The article referred to a World Bank study that recognized that technological adoption has consistently occurred at a quicker pace with each subsequent invention.
For 19th-century technologies the gap was long: 120 years for trains and open-hearth steel furnaces, 100 years for the telephone. For aviation and radio, invented in the early 20th century, the lag was 60 years. But for the PC and CAT scans the gap was around 20 years and for mobile phones just 16. In most countries, most technologies are available in some degree.
However, the study also put forth that while in industrialized countries, the prevalence of such technologies is very likely to hit %50 within years after introduction, in the emerging economies this is not so definite.
The bank has 67 examples of a technology reaching 5% of the market in developing countries—but only six went on to capture half the national market. Where it did catch on, it usually spread as quickly as in the West. But the more striking finding is that the spread was so rare. Developing countries have been good at getting access to technology—and much less good at putting it to widespread use.
As a result, technology use in developing countries is highly concentrated. Almost three-quarters of China’s high-tech trade comes from just four regions on the coast. More than two-thirds of the stock of foreign investment in Russia in 2000 was in Moscow and its surroundings. Whereas half of India’s city-dwellers have telephones, little more than one-twentieth of people in the countryside do.
Technologists remain optimistic, however, and point to the level of mobile phones in Indian urban centers only a decade ago as evidence that such technologies will spread over time. They also base much of this optimism on the force of leapfrogging.
Despite these hopeful claims, many issues still plague emerging economies with regard to the democratization of such technologies.

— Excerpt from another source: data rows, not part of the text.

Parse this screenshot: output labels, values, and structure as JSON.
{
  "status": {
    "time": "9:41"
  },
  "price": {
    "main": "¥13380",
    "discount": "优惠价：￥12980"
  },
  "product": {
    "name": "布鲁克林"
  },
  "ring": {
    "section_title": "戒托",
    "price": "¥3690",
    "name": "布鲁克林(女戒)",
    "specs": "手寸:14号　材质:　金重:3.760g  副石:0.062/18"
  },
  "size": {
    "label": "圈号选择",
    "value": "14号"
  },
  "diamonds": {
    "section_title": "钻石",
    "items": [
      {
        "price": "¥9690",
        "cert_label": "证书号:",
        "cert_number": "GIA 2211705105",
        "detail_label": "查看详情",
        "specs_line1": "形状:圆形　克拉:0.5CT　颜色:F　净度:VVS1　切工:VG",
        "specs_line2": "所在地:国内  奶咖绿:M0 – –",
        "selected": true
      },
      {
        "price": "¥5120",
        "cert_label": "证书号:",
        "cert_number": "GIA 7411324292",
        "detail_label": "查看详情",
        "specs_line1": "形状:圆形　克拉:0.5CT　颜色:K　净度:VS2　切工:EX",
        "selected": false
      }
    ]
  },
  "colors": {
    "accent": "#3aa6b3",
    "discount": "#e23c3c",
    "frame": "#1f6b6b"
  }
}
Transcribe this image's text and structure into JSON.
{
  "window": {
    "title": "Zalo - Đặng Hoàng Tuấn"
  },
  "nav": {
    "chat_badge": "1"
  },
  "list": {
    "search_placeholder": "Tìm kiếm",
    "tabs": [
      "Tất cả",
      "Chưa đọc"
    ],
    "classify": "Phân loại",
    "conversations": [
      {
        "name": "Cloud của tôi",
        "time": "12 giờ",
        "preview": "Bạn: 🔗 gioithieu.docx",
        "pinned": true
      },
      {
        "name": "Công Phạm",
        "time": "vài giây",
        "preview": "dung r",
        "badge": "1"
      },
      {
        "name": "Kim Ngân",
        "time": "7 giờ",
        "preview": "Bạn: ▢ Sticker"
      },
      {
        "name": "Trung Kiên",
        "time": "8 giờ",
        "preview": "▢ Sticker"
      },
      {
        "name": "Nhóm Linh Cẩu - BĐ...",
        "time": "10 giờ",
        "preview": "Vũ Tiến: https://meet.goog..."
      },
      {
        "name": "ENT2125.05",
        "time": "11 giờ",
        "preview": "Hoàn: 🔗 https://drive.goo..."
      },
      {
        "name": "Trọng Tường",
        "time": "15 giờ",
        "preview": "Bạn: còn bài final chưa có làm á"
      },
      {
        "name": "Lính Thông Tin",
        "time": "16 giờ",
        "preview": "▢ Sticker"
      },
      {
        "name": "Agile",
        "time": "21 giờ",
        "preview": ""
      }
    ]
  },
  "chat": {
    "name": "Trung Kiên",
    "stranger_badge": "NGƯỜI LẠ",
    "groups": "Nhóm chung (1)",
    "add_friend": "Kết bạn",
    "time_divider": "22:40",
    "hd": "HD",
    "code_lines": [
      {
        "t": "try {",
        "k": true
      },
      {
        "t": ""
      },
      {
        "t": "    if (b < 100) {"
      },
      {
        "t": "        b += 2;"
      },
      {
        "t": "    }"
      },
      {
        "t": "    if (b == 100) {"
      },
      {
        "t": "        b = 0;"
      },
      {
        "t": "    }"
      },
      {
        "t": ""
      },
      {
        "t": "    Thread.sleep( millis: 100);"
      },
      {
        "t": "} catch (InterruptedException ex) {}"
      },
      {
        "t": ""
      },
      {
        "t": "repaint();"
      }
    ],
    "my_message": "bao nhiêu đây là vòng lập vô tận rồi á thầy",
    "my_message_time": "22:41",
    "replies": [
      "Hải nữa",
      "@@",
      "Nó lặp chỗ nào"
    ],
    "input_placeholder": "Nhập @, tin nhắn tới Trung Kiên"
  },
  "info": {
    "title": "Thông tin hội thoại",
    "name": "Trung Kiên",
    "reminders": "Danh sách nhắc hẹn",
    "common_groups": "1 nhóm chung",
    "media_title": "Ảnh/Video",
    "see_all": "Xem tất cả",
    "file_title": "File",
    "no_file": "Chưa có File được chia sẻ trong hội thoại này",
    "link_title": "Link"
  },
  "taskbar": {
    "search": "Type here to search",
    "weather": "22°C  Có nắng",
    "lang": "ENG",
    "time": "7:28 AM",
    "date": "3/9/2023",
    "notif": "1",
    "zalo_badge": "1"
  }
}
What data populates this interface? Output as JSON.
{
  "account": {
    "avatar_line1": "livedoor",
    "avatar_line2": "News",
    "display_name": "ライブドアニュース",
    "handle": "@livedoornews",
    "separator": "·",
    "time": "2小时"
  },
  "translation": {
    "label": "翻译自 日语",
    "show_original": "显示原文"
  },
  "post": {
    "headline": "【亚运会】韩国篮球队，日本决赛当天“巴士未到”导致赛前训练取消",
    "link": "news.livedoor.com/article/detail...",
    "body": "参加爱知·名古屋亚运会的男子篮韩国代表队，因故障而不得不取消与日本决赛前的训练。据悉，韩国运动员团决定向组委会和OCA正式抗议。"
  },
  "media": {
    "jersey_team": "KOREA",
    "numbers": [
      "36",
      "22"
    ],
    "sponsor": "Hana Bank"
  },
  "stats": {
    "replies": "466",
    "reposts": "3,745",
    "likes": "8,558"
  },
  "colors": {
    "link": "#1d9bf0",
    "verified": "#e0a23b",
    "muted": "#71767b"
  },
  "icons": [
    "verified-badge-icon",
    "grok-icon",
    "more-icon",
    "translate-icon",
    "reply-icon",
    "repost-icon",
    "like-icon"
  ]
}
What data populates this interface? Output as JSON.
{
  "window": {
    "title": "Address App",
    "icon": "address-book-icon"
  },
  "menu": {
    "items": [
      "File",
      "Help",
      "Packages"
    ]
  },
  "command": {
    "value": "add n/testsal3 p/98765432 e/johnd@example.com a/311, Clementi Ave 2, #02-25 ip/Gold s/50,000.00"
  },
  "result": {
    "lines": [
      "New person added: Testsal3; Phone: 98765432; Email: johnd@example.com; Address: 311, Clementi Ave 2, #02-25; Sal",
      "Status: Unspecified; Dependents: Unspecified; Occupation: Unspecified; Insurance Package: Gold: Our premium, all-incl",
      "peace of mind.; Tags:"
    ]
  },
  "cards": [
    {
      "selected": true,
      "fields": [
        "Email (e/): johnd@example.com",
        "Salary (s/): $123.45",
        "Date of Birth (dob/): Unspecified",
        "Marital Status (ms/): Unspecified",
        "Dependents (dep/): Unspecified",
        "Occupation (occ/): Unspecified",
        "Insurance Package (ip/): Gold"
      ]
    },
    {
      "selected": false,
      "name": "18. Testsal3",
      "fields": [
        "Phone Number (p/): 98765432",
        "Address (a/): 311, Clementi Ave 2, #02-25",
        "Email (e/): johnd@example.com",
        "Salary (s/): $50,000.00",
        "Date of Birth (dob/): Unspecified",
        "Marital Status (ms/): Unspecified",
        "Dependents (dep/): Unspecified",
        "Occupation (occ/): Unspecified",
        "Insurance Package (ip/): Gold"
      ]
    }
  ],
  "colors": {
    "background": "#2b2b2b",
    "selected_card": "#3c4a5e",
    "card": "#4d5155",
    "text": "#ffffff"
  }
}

Broadly, two sets of obstacles stand in the way of technological progress in emerging economies. The first is their technological inheritance. Most advances are based on the labours of previous generations: you need electricity to run computers and reliable communications for modern health care, for instance. So countries that failed to adopt old technologies are at a disadvantage when it comes to new ones. Mobile phones, which require no wires, are a prominent exception.
The other set of problems has to do with the intangible things that affect a country’s capacity to absorb technology: education; R&D; financial systems; the quality of government. In general, developing countries’ educational levels have soared in the past decade or so. Middle-income countries have achieved universal primary-school enrolment and poor countries have increased the number of children completing primary school dramatically. Even so, illiteracy still bedevils some middle-income countries and many poor ones.